I started the year out right. I didn’t join a gym for my exercise, but I signed up for a “class” using RunKeeper, a mobile application that tracks my progress as I run, walk, or get any physical exercise, and posts my results publicly. It ties into my philosophy well, using the same tricks I used to help improve my finances.
Unfortunately, the icy weather and a tricky travel schedule have assisted my downfall. Although I’ve lost between five and ten pounds since the beginning of the year, I haven’t made any progress with my physical exercise within the past week. It may be time to purchase a treadmill.
It might be more effective to introduce a new motivation strategy based on behavioral economics, as a couple of Harvard graduates (is that important?) are doing with a program they’re calling “Gym-Pact.”

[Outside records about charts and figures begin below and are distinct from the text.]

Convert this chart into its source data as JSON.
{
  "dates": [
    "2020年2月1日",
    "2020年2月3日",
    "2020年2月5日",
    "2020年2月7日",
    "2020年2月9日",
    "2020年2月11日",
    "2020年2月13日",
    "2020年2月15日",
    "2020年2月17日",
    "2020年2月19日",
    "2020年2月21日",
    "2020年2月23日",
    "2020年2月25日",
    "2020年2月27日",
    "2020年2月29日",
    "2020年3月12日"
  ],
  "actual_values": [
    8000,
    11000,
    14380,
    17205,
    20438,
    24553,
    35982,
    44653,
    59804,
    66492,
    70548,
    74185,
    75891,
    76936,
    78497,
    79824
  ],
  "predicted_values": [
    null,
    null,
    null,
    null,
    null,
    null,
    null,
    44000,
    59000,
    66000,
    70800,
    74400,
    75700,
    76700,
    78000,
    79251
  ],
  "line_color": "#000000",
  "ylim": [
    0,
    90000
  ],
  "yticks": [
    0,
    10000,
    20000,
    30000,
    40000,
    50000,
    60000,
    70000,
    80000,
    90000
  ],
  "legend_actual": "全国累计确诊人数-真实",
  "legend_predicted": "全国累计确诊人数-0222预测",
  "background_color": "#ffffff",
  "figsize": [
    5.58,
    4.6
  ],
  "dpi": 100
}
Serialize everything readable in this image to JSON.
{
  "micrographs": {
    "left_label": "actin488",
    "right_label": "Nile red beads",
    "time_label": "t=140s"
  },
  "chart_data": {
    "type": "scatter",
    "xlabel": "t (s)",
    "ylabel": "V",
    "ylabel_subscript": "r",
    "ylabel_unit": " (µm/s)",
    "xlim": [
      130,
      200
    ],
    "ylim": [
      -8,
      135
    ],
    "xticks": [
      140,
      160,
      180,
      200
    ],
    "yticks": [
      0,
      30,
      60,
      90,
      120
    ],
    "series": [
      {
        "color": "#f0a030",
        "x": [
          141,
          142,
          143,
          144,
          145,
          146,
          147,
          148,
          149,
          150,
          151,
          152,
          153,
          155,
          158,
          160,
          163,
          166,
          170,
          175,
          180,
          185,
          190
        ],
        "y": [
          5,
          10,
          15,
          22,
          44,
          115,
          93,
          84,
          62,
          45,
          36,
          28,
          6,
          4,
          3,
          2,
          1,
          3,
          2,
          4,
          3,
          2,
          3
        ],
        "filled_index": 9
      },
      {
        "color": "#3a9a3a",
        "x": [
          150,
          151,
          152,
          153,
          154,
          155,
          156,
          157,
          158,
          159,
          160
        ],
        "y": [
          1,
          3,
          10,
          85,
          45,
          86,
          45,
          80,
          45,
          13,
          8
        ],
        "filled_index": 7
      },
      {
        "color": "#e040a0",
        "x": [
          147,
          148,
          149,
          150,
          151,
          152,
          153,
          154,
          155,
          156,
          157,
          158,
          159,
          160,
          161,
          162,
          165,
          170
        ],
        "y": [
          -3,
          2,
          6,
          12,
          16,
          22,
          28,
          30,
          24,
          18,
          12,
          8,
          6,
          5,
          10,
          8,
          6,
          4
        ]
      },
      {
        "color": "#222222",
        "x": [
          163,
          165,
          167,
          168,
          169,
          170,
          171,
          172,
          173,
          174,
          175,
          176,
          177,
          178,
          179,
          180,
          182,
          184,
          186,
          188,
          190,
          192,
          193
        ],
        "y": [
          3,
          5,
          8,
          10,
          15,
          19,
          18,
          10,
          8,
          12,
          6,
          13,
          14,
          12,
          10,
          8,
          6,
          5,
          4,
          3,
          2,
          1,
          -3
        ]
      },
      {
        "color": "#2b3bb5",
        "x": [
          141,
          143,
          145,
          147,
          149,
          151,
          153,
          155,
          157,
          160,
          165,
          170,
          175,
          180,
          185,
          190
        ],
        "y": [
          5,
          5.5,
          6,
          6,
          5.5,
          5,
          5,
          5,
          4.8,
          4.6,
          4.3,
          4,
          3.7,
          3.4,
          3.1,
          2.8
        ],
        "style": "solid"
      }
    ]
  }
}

The Gym-Pact team has become a partner with several gyms in the Boston area. The team will pay gym membership fees, and those who sign up for the program have the opportunity to work out in the gyms four times each week for free. Gym-Pact recovers the membership through penalties. There is a $25 penalty for any week with an incomplete schedule and a $75 penalty for dropping the program for any reason other than injury or illness.
Following this concept, I would need to penalize myself every week I don’t complete my planned running activities. But what would be the right penalty? Taking money away — transferring it into another account, for example — won’t be effective because I still would have that money. Donating money to a charity for each week I miss isn’t a penalty because charitable giving is good.
The key is to find a financial penalty that is immediate enough and will hurt enough so that it motivates me to complete the exercises as planned.
How do you use your finances to motivate you?
Published or updated February 7, 2011.